Light, sweet crude for February delivery fell 70 cents to $38.33 a barrel in electronic trading on the New York Mercantile Exchange by midafternoon in Singapore. The contract overnight fell 99 cents to $39.03.
Prices hit a record $147.27 a barrel on July 11, fueled by speculation that soaring growth in emerging economies, such as China and India, would boost demand for crude.
However, investor sentiment turned sour in the second half of the year as a credit crisis in the US mushroomed into a global slump in consumer spending and industrial production.

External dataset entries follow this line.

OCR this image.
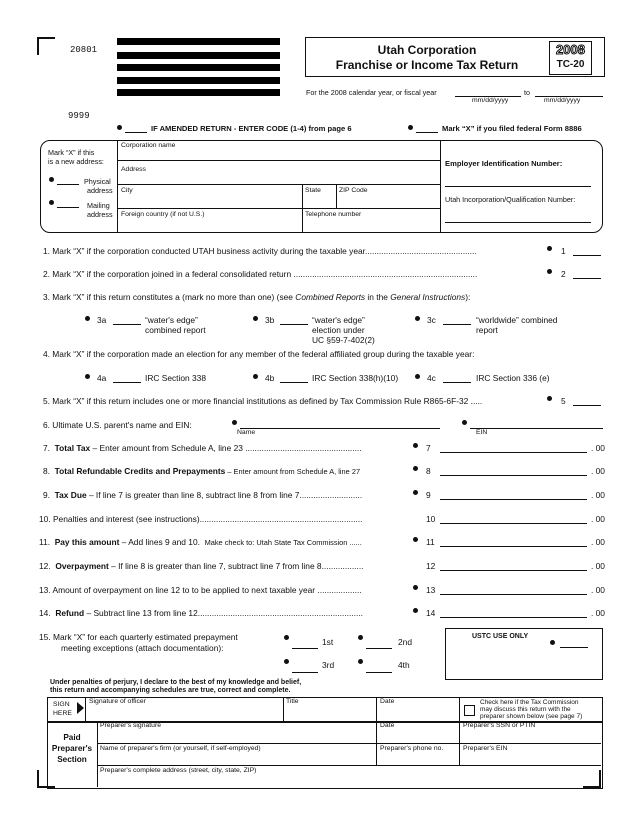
20801
9999
Utah Corporation
Franchise or Income Tax Return
2008
TC-20
For the 2008 calendar year, or fiscal year	to
mm/dd/yyyy	mm/dd/yyyy
IF AMENDED RETURN - ENTER CODE (1-4) from page 6	Mark “X” if you filed federal Form 8886
Mark “X” if this
is a new address:
Physical
address
Mailing
address
Corporation name
Address
City	State	ZIP Code
Foreign country (if not U.S.)	Telephone number
Employer Identification Number:
Utah Incorporation/Qualification Number:
1. Mark “X” if the corporation conducted UTAH business activity during the taxable year................................................	1
2. Mark “X” if the corporation joined in a federal consolidated return ...............................................................................	2
3. Mark “X” if this return constitutes a (mark no more than one) (see Combined Reports in the General Instructions):
3a	“water's edge”
combined report
3b	“water's edge”
election under
UC §59-7-402(2)
3c	“worldwide” combined
report
4. Mark “X” if the corporation made an election for any member of the federal affiliated group during the taxable year:
4a	IRC Section 338	4b	IRC Section 338(h)(10)	4c	IRC Section 336 (e)
5. Mark “X” if this return includes one or more financial institutions as defined by Tax Commission Rule R865-6F-32 .....	5
6. Ultimate U.S. parent's name and EIN:
Name	EIN
7. Total Tax – Enter amount from Schedule A, line 23 ..................................................	7	. 00
8. Total Refundable Credits and Prepayments – Enter amount from Schedule A, line 27	8	. 00
9. Tax Due – If line 7 is greater than line 8, subtract line 8 from line 7...........................	9	. 00
10. Penalties and interest (see instructions)......................................................................	10	. 00
11. Pay this amount – Add lines 9 and 10. Make check to: Utah State Tax Commission ......	11	. 00
12. Overpayment – If line 8 is greater than line 7, subtract line 7 from line 8..................	12	. 00
13. Amount of overpayment on line 12 to to be applied to next taxable year ...................	13	. 00
14. Refund – Subtract line 13 from line 12.......................................................................	14	. 00
15. Mark “X” for each quarterly estimated prepayment
meeting exceptions (attach documentation):
1st	2nd
3rd	4th
USTC USE ONLY
Under penalties of perjury, I declare to the best of my knowledge and belief,
this return and accompanying schedules are true, correct and complete.
SIGN
HERE
Signature of officer	Title	Date	Check here if the Tax Commission
may discuss this return with the
preparer shown below (see page 7)
Paid
Preparer's
Section
Preparer's signature	Date	Preparer's SSN or PTIN
Name of preparer's firm (or yourself, if self-employed)	Preparer's phone no.	Preparer's EIN
Preparer's complete address (street, city, state, ZIP)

Prices rose 57 per cent in 2007 to $95.98 a barrel. This week, fears that the conflict between Israel and Hamas in Gaza could heighten tension in the oil-rich Middle East helped bolster prices, which had fallen to the lowest in almost five years at $33.87 earlier this month.
Going into next year, investors remained focused on signs of dwindling demand for crude as the US, Europe and Japan face recessions and most developing countries battle slowing growth. Traders will also be looking for evidence that OPEC is implementing the 4 million barrels a day of production cuts it has announced since October. The Organization of Petroleum Exporting Countries, which accounts for about 40 per cent of global supply, has not ruled out further output quota reductions if prices don't rebound in 2009.
One gauge of US oil demand, the weekly oil inventories report by the US Energy Department's Energy Information Administration, is expected to show on Wednesday that oil stocks fell 1.75 million barrels last week, according to the average of estimates in a survey of analysts by Platts, the energy information arm of McGraw-Hill Cos.
The Platts survey also projects that gasoline inventories rose 1.7 million barrels and distillates increased 1.3 million barrels last week.
In other Nymex trading, gasoline futures fell 0.38 cent to 88 cents a gallon. Heating oil dropped 1.65 cent to $1.27 a gallon while natural gas for February delivery decreased 2.4 cents to $5.64 per 1,000 cubic feet.
In London, February Brent crude fell 77 cents to $39.38 a barrel on the ICE Futures exchange.